Żartowałam. Ale lizanie będzie. ;>
Zaparkowałam pod restauracją i wyszłam pierwsza, żeby otworzyć mojej ukochanej drzwi. Blondynka posłusznie wysiadła łapiąc za moją dłoń i przyjrzała się budynkowi, który nie był zbyt okazały. Nie zdawało jej się to jednak przeszkadzać i pomaszerowała ze mną do zarezerwowanego przeze mnie stolika.
- Czego byś sobie życzyła..? - zapytałam przeglądając menu. Ceny były nawet znośne.
- Nie wiem.. Głupio mi żebyś za mnie płaciła.
- Przecież są twoje urodziny. Dlaczego nie miałabym?
- Bo jeszcze nie zarabiasz. - odparła sucho, a ja przewróciłam oczyma. - Nie chcę żebyś wydawała na mnie tyle pieniędzy.
- A kto powiedział, że to koniec z wydawaniem pieniędzy? - uśmiechnęłam się znacząco.
- Czyli nie idziemy do ciebie spać..?
- Nie. - zaśmiałam się. - Zarezerwowałam nam pokój.
- No ty chyba oszalałaś.. I skąd wzięłaś na to wszystko pieniądze?
- Musisz psuć ten cudowny moment rozmową o kasie?

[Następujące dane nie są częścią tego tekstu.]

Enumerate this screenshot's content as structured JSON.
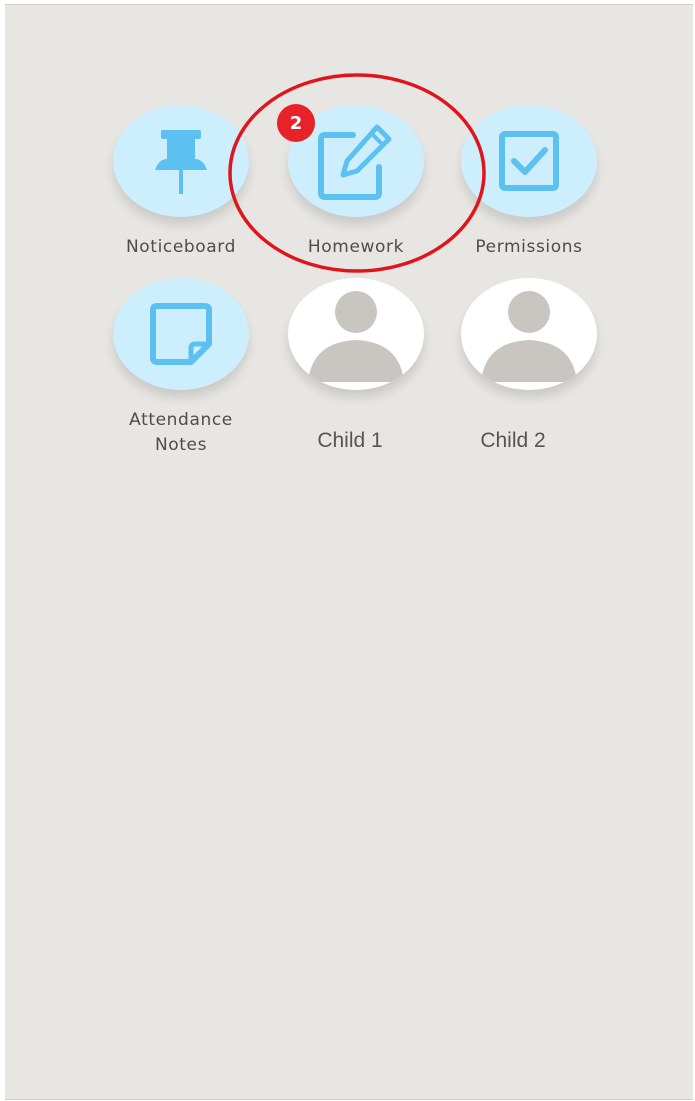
{
  "tiles": {
    "noticeboard": {
      "label": "Noticeboard",
      "icon": "pushpin-icon"
    },
    "homework": {
      "label": "Homework",
      "icon": "edit-icon",
      "badge": "2"
    },
    "permissions": {
      "label": "Permissions",
      "icon": "checkbox-icon"
    },
    "attendance": {
      "label_line1": "Attendance",
      "label_line2": "Notes",
      "icon": "note-icon"
    },
    "child1": {
      "label": "Child 1",
      "icon": "person-icon"
    },
    "child2": {
      "label": "Child 2",
      "icon": "person-icon"
    }
  },
  "colors": {
    "tile_bg": "#cdeefd",
    "icon": "#5cc1f0",
    "background": "#e8e6e3",
    "badge": "#e82229",
    "annotation_ring": "#e0151c",
    "avatar": "#c9c6c2"
  }
}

Skup się na tym, że świętujesz swoje urodziny.
- I to w dodatku z ukochaną osobą..
- No właśnie.
- Dzień dobry, mógłbym zebrać od pań zamówienie? - podszedł do nas kelner, czym nieco mnie speszył. Zapewne musiał usłyszeć, że jesteśmy "nienormalne", ale nie patrzył na nas jakoś dziwnie.
- Jeszcze chwilę. - odparła moja blondynka, a brunet oddalił się od nas. - Dobra pora coś wybrać z tego menu.. Może jakiś makaron..?
- Mhm..
- A ty już coś wybrałaś?
- Ten z suszonymi pomidorami i krewetkami.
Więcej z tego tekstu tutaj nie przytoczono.